Inside job? Not all families are buying official report on SEAL Team 6 crash

Special from Background-Brief

By Rowan Scarborough, The Washington Times

Questions haunt the families of Extortion 17, the 2011 helicopter mission in Afghanistan that suffered the most U.S. military deaths in a single day in the war on terrorism.

A Chinook helicopter in Helmand province, Afghanistan.  /Anja Niedringhaus/AP
A Chinook helicopter in Helmand province, Afghanistan. /Anja Niedringhaus/AP

Every day, Charlie Strange, the father of one of the 30 Americans who died Aug. 6, 2011, in the flash of a rocket-propelled grenade, asks himself whether his son, Michael, was set up by someone inside the Afghan government wanting revenge on Osama bin Laden’s killers — SEAL Team 6.

[See also: What happened to SEAL Team Six? The most serious scandal of all, May 30, 2013]

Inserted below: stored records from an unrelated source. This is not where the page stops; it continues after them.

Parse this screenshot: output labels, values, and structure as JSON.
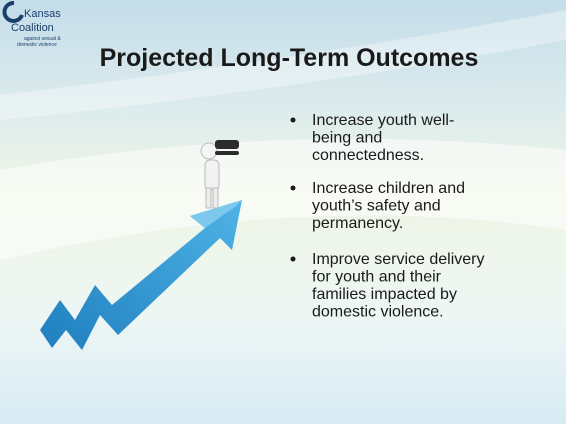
{
  "logo": {
    "name": "Kansas",
    "name2": "Coalition",
    "tagline": [
      "against sexual &",
      "domestic violence"
    ]
  },
  "title": "Projected Long-Term Outcomes",
  "bullets": [
    [
      "Increase youth well-",
      "being and",
      "connectedness."
    ],
    [
      "Increase children and",
      "youth’s safety and",
      "permanency."
    ],
    [
      "Improve service delivery",
      "for youth and their",
      "families impacted by",
      "domestic violence."
    ]
  ]
}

“Somebody was leaking to the Taliban,” said Mr. Strange, whose son intercepted communications as a Navy cryptologist. “They knew. Somebody tipped them off. …

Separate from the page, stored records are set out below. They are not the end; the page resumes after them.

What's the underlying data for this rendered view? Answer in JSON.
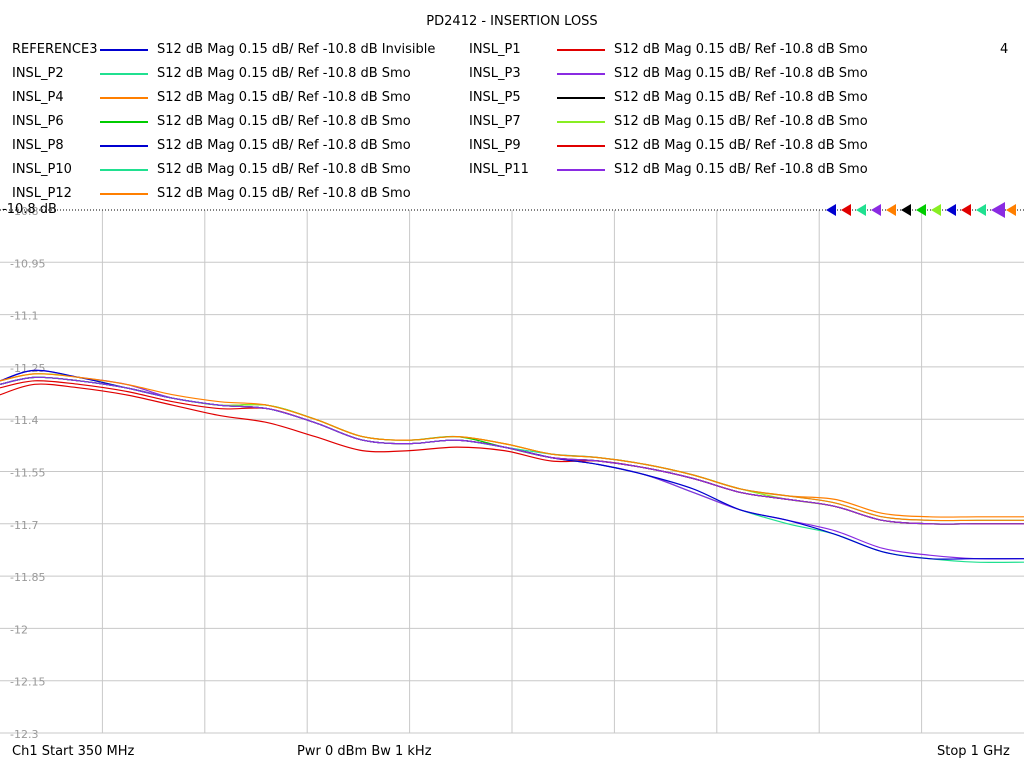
{
  "chart_data": {
    "type": "line",
    "title": "PD2412 - INSERTION LOSS",
    "channel_number": "4",
    "ref_label": "-10.8 dB",
    "xlabel": "",
    "ylabel": "",
    "x_range_mhz": [
      350,
      1000
    ],
    "ylim": [
      -12.3,
      -10.8
    ],
    "y_ticks": [
      -10.8,
      -10.95,
      -11.1,
      -11.25,
      -11.4,
      -11.55,
      -11.7,
      -11.85,
      -12,
      -12.15,
      -12.3
    ],
    "y_tick_labels": [
      "-10.8",
      "-10.95",
      "-11.1",
      "-11.25",
      "-11.4",
      "-11.55",
      "-11.7",
      "-11.85",
      "-12",
      "-12.15",
      "-12.3"
    ],
    "grid": true,
    "x": [
      350,
      372,
      400,
      430,
      460,
      490,
      520,
      550,
      580,
      610,
      640,
      670,
      700,
      730,
      760,
      790,
      820,
      850,
      880,
      910,
      940,
      970,
      1000
    ],
    "base_trace": [
      -11.3,
      -11.28,
      -11.29,
      -11.31,
      -11.34,
      -11.36,
      -11.37,
      -11.41,
      -11.46,
      -11.47,
      -11.46,
      -11.48,
      -11.51,
      -11.52,
      -11.54,
      -11.57,
      -11.61,
      -11.63,
      -11.65,
      -11.69,
      -11.7,
      -11.7,
      -11.7
    ],
    "series": [
      {
        "name": "REFERENCE3",
        "desc": "S12  dB Mag  0.15 dB/ Ref -10.8 dB  Invisible",
        "color": "#0000d0",
        "offsets": [
          0.0,
          0.0,
          0.0,
          0.0,
          0.0,
          0.0,
          0.0,
          0.0,
          0.0,
          0.0,
          0.0,
          0.0,
          0.0,
          0.0,
          0.0,
          0.0,
          0.0,
          0.0,
          0.0,
          0.0,
          0.0,
          0.0,
          0.0
        ],
        "visible": false
      },
      {
        "name": "INSL_P1",
        "desc": "S12  dB Mag  0.15 dB/ Ref -10.8 dB  Smo",
        "color": "#e00000",
        "offsets": [
          -0.03,
          -0.02,
          -0.02,
          -0.02,
          -0.02,
          -0.03,
          -0.04,
          -0.04,
          -0.03,
          -0.02,
          -0.02,
          -0.01,
          -0.01,
          0.0,
          0.0,
          0.0,
          0.0,
          0.0,
          0.0,
          0.0,
          0.0,
          0.0,
          0.0
        ],
        "visible": true
      },
      {
        "name": "INSL_P2",
        "desc": "S12  dB Mag  0.15 dB/ Ref -10.8 dB  Smo",
        "color": "#20e090",
        "offsets": [
          0.0,
          0.0,
          0.0,
          0.0,
          0.0,
          0.0,
          0.0,
          0.0,
          0.0,
          0.0,
          0.0,
          0.0,
          0.0,
          -0.01,
          -0.02,
          -0.04,
          -0.05,
          -0.07,
          -0.08,
          -0.09,
          -0.1,
          -0.11,
          -0.11
        ],
        "visible": true
      },
      {
        "name": "INSL_P3",
        "desc": "S12  dB Mag  0.15 dB/ Ref -10.8 dB  Smo",
        "color": "#8a2be2",
        "offsets": [
          0.01,
          0.02,
          0.01,
          0.01,
          0.0,
          0.0,
          0.0,
          0.0,
          0.0,
          0.0,
          0.0,
          0.0,
          0.0,
          -0.01,
          -0.02,
          -0.04,
          -0.05,
          -0.06,
          -0.07,
          -0.08,
          -0.09,
          -0.1,
          -0.1
        ],
        "visible": true
      },
      {
        "name": "INSL_P4",
        "desc": "S12  dB Mag  0.15 dB/ Ref -10.8 dB  Smo",
        "color": "#ff7f00",
        "offsets": [
          0.0,
          0.0,
          0.0,
          0.0,
          0.0,
          0.0,
          0.01,
          0.01,
          0.01,
          0.01,
          0.01,
          0.01,
          0.01,
          0.01,
          0.01,
          0.01,
          0.01,
          0.01,
          0.02,
          0.02,
          0.02,
          0.02,
          0.02
        ],
        "visible": true
      },
      {
        "name": "INSL_P5",
        "desc": "S12  dB Mag  0.15 dB/ Ref -10.8 dB  Smo",
        "color": "#000000",
        "offsets": [
          0.0,
          0.0,
          0.0,
          0.0,
          0.0,
          0.0,
          0.0,
          0.0,
          0.0,
          0.0,
          0.0,
          0.0,
          0.0,
          0.0,
          0.0,
          0.0,
          0.0,
          0.0,
          0.0,
          0.0,
          0.0,
          0.0,
          0.0
        ],
        "visible": true
      },
      {
        "name": "INSL_P6",
        "desc": "S12  dB Mag  0.15 dB/ Ref -10.8 dB  Smo",
        "color": "#00cc00",
        "offsets": [
          0.0,
          0.0,
          0.0,
          0.0,
          0.0,
          0.0,
          0.01,
          0.01,
          0.01,
          0.01,
          0.01,
          0.0,
          0.0,
          0.0,
          0.0,
          0.0,
          0.0,
          0.0,
          0.0,
          0.0,
          0.0,
          0.0,
          0.0
        ],
        "visible": true
      },
      {
        "name": "INSL_P7",
        "desc": "S12  dB Mag  0.15 dB/ Ref -10.8 dB  Smo",
        "color": "#88ee22",
        "offsets": [
          0.01,
          0.01,
          0.01,
          0.0,
          0.0,
          0.0,
          0.01,
          0.01,
          0.01,
          0.01,
          0.01,
          0.01,
          0.01,
          0.01,
          0.01,
          0.01,
          0.01,
          0.0,
          0.0,
          0.0,
          0.0,
          0.0,
          0.0
        ],
        "visible": true
      },
      {
        "name": "INSL_P8",
        "desc": "S12  dB Mag  0.15 dB/ Ref -10.8 dB  Smo",
        "color": "#0000d0",
        "offsets": [
          0.01,
          0.02,
          0.01,
          0.0,
          0.0,
          0.0,
          0.0,
          0.0,
          0.0,
          0.0,
          0.0,
          0.0,
          0.0,
          -0.01,
          -0.02,
          -0.03,
          -0.05,
          -0.06,
          -0.08,
          -0.09,
          -0.1,
          -0.1,
          -0.1
        ],
        "visible": true
      },
      {
        "name": "INSL_P9",
        "desc": "S12  dB Mag  0.15 dB/ Ref -10.8 dB  Smo",
        "color": "#e00000",
        "offsets": [
          -0.01,
          -0.01,
          -0.01,
          -0.01,
          -0.01,
          -0.01,
          0.0,
          0.0,
          0.0,
          0.0,
          0.0,
          0.0,
          0.0,
          0.0,
          0.0,
          0.0,
          0.0,
          0.0,
          0.0,
          0.0,
          0.0,
          0.0,
          0.0
        ],
        "visible": true
      },
      {
        "name": "INSL_P10",
        "desc": "S12  dB Mag  0.15 dB/ Ref -10.8 dB  Smo",
        "color": "#20e090",
        "offsets": [
          0.0,
          0.0,
          0.0,
          0.0,
          0.0,
          0.0,
          0.0,
          0.0,
          0.0,
          0.0,
          0.0,
          0.0,
          0.01,
          0.01,
          0.01,
          0.01,
          0.01,
          0.01,
          0.01,
          0.01,
          0.01,
          0.01,
          0.01
        ],
        "visible": true
      },
      {
        "name": "INSL_P11",
        "desc": "S12  dB Mag  0.15 dB/ Ref -10.8 dB  Smo",
        "color": "#8a2be2",
        "offsets": [
          0.0,
          0.0,
          0.0,
          0.0,
          0.0,
          0.0,
          0.0,
          0.0,
          0.0,
          0.0,
          0.0,
          0.0,
          0.0,
          0.0,
          0.0,
          0.0,
          0.0,
          0.0,
          0.0,
          0.0,
          0.0,
          0.0,
          0.0
        ],
        "visible": true
      },
      {
        "name": "INSL_P12",
        "desc": "S12  dB Mag  0.15 dB/ Ref -10.8 dB  Smo",
        "color": "#ff7f00",
        "offsets": [
          0.01,
          0.01,
          0.01,
          0.01,
          0.01,
          0.01,
          0.01,
          0.01,
          0.01,
          0.01,
          0.01,
          0.01,
          0.01,
          0.01,
          0.01,
          0.01,
          0.01,
          0.01,
          0.01,
          0.01,
          0.01,
          0.01,
          0.01
        ],
        "visible": true
      }
    ],
    "marker_colors": [
      "#0000d0",
      "#e00000",
      "#20e090",
      "#8a2be2",
      "#ff7f00",
      "#000000",
      "#00cc00",
      "#88ee22",
      "#0000d0",
      "#e00000",
      "#20e090",
      "#8a2be2",
      "#ff7f00"
    ]
  },
  "footer": {
    "left": "Ch1  Start  350 MHz",
    "middle": "Pwr  0 dBm  Bw  1 kHz",
    "right": "Stop  1 GHz"
  }
}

Sith Douangdara, whose 26-year-old son, John, was a Navy expeditionary specialist who handled warrior dog Bart, said he has lots of unanswered questions. “I want to know why so many U.S. servicemen, especially SEALs, were assembled on one aircraft,” he said. “I want to know why the black box of the helicopter has not been found. I want to know many things.”